Nicht ganz so einig waren sich die Gerichte aber bei der Mitverantwortung der Patientin. Während das OLG die Frau wie das Landesgericht außer obligo sah (abgesehen vom nicht eingeklagten Viertel des Schadens), weil ihre Ärzte keine Bedenken gegen ihre Fahrtüchtigkeit geäußert hatten, nimmt das Höchstgericht eine differenziertere Position ein.
Für den Gerichtshof ist noch offen, ob die Frau ein Verschulden an der Unkenntnis ihres eingeschränkten Fahrvermögens traf. Dazu hält er erstmals allgemein fest, wie sich ein Lenker unter Medikamenteneinfluss verhalten muss: Es treffe ihn die Pflicht, „die für ihn bestimmten Gebrauchsinformationen in den Beipackzetteln zu lesen“, schreibt der OGH in seinem Urteil (2 Ob 117/16v). „Ergeben sich aus den Gebrauchsinformationen Hinweise auf eine mögliche Einschränkung seiner Fahrtüchtigkeit, obliegt es ihm, Erkundigungen beim Arzt oder beim Apotheker einzuholen, sofern nicht ohnedies bereits eine ärztliche Aufklärung erfolgte.“
„Bedenkenlos fahrtauglich“
Konkret wurde die Frau von ihrer Vertrauensärztin zwar darauf hingewiesen, dass sie zu Beginn der Medikamenteneinnahme nicht Auto fahren dürfe. Seither gab es aber nie mehr ein Gespräch mit einem Arzt über die Fahrtüchtigkeit.

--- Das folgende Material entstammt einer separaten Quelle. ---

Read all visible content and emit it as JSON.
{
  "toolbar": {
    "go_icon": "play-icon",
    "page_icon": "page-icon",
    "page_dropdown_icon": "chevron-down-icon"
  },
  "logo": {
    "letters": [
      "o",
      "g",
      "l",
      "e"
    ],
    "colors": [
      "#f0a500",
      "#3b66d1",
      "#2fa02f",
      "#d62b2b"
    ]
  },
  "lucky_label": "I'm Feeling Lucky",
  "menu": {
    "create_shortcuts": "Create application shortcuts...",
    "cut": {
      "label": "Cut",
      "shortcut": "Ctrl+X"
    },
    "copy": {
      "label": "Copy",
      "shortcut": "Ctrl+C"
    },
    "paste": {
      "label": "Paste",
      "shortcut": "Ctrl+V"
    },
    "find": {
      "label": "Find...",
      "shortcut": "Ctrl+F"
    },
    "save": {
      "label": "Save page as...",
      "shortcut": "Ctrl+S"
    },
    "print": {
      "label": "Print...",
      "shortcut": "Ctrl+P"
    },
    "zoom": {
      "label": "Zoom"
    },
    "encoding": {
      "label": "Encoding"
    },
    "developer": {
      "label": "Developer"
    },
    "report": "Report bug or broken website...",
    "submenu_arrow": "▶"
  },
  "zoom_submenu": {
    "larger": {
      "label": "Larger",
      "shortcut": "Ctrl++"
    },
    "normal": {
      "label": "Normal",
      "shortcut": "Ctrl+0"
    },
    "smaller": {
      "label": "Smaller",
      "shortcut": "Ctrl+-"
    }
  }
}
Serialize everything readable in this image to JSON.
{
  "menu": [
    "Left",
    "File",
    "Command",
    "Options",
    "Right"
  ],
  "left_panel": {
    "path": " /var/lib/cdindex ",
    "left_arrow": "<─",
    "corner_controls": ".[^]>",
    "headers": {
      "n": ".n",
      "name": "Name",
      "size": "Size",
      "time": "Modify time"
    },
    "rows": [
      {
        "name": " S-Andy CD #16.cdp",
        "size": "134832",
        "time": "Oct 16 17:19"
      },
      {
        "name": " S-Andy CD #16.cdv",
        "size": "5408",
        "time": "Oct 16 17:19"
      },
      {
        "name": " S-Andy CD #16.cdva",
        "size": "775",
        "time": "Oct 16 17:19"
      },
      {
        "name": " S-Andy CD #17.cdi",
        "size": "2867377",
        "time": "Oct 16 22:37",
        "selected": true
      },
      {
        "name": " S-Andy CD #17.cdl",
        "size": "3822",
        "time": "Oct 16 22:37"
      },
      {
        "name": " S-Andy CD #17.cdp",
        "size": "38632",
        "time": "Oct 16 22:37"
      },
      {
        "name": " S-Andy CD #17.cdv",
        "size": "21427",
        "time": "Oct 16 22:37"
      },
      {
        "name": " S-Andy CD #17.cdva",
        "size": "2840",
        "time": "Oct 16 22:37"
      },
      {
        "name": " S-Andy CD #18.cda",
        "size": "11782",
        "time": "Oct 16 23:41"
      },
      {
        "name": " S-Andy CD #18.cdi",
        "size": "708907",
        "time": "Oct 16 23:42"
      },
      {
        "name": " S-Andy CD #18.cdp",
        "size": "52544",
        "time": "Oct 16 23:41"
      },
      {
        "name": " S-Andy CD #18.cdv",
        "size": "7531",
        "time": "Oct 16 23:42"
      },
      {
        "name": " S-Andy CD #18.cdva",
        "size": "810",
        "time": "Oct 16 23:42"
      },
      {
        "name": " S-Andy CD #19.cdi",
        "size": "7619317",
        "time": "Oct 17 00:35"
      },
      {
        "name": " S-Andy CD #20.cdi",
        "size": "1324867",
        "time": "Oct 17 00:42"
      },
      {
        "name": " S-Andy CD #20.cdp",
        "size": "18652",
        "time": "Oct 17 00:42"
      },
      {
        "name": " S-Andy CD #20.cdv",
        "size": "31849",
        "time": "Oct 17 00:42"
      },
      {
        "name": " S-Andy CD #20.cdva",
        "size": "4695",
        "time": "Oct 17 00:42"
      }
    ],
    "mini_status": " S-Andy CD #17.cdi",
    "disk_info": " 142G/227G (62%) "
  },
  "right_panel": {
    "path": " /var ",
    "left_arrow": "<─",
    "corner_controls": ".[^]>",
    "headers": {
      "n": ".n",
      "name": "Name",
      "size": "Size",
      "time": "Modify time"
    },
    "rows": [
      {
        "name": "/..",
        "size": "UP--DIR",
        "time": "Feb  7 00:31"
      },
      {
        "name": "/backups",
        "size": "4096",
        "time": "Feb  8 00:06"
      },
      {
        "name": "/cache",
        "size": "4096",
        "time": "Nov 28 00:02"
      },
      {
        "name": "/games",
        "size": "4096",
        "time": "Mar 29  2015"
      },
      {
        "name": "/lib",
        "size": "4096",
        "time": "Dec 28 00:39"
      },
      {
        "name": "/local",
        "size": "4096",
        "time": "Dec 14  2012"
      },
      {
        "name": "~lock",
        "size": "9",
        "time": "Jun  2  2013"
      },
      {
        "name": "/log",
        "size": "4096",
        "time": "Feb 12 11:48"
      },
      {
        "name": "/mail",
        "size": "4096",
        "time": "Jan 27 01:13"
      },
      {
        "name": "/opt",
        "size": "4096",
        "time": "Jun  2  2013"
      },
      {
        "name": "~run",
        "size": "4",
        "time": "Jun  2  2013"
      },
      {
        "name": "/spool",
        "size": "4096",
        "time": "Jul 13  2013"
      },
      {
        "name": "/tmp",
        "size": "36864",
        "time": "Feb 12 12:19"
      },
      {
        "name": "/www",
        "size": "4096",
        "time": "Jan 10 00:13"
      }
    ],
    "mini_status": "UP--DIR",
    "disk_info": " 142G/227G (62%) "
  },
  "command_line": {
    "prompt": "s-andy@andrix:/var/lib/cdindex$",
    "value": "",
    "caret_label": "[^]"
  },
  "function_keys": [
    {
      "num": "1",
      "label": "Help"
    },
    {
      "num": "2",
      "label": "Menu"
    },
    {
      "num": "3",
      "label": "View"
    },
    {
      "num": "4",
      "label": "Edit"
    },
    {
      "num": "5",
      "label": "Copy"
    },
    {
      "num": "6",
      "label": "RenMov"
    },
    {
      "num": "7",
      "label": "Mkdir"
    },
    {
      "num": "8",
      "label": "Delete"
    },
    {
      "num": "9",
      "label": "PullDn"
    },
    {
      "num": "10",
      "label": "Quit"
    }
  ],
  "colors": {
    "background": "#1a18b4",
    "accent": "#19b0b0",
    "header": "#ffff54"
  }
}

Freilich ging das OLG davon aus, dass die Vertrauensärztin, wäre sie gefragt worden, der Frau volle Fahrtauglichkeit attestiert hätte. Denn das Erstgericht hatte festgestellt, dass die Ärztin sie für „bedenkenlos fahrtauglich“gehalten hatte. Die Beklagtenseite bestritt diese Feststellung, doch hielt die zweite Instanz die Frage für irrelevant – offenbar deshalb, weil sich ihrer Ansicht nach die Patientin ohnehin nicht hätte erkundigen müssen. Der OGH jedoch sieht eben eine Pflicht, sich „aktiv um eine fachkundige Auskunft“zu bemühen. Also muss das OLG jetzt noch klären, was gewesen wäre, hätte die Seniorin sich pflichtgemäß erkundigt. Bleibt es dabei, dass die Ärztin sie bedenkenlos hätte fahren lassen, ist sie nicht mitschuldig; andernfalls aber wäre ihr die Verletzung des § 58/1 StVO vorzuwerfen. Laut OGH müsste sie dann ein Drittel ihres Schadens selbst tragen.